All patients with anxiety, regardless of faith, should be encouraged to get help. Counseling, in particular Cognitive Behavioral Therapy, is extremely beneficial. Medications, especially selective serotonin reuptake inhibitors, can also be tremendously helpful tools.

 

Lessons From Social Anxiety

I think I have the world’s strangest form of anxiety disorder. I can stand in front of hundreds of people and speak without batting an eye. On a daily basis I have intense conversations about major life issues with patients from multiple different backgrounds without a tinge of nervousness. But if I am invited to a small social event or a dinner with people I do not know well I am a nervous wreck. I get sick to my stomach before the meal even begins.
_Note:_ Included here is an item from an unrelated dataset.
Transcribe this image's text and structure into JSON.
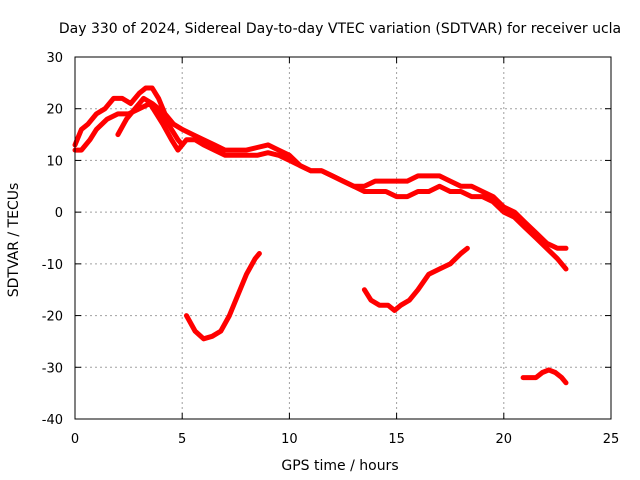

I do not often show my nerves during the actual events and my wife is the only one who can tell that I am uncomfortable. I join in the conversations, tell stories and crack jokes, all the while wondering if I have said anything inappropriate or unknowingly offensive. I typically spend the drive home rehashing the evening, spending more time wondering what other people may have thought about something I said than I do on the actual events.

I found myself reflecting on my social anxiety after a recent church event. Everyone was kind and there was not a harsh word spoken yet my customary sense of inadequacy was waiting for me in the car ride home. As I thought about my feelings I wondered if others may have similar struggles. I wondered if anyone else present had been similarly anxious.   I thought of those who had declined their invitations and not come at all and wondered if some of those who were “unable to make it” were in truth “unable to deal with it.”

I realized that I had never considered the possibility that there might be others present with similar feelings and fears. As is often the case my anxiety limits my ability to consider and respond to the feelings of others. I have always assumed that I am the only one feeling inadequate in a given situation. As I reflected on the evening I gained a new understanding of the tendency for some people to form cliques, to migrate toward those they know well and to seem to wall off those with whom they are not familiar. Actions I have often considered to be selfish and inconsiderate might actually be about emotional safety.

I wonder if there might not be two social assumption traps into which we typically fall. The first trap is the assumption that no one is like us, the second trap the assumption that everyone is like us. I have fallen victim to the error of assuming that everyone in the room is comfortable except for me, that I am the only nervous person present. I wonder if others who are comfortable may wrongly assume that everyone is as comfortable as they are and also be oblivious to those who are struggling.

I wish I could sat that I have come up with a brilliant solution to the dilemma I have identified but I can’t. The only response that seems to be appropriate is grace. I need to be more gracious in my assumptions about what others are thinking. I need to choose to believe that people are not thinking negatively. On those occasions when others do think negatively, I need to be forgiving, realizing that they may be struggling in the same way I am. I need to be gracious to those who are quiet, gracious to those who talk too much, and gracious to those who I do not understand, for we are all alike in one important way- we are all imperfect, and we all have room to grow.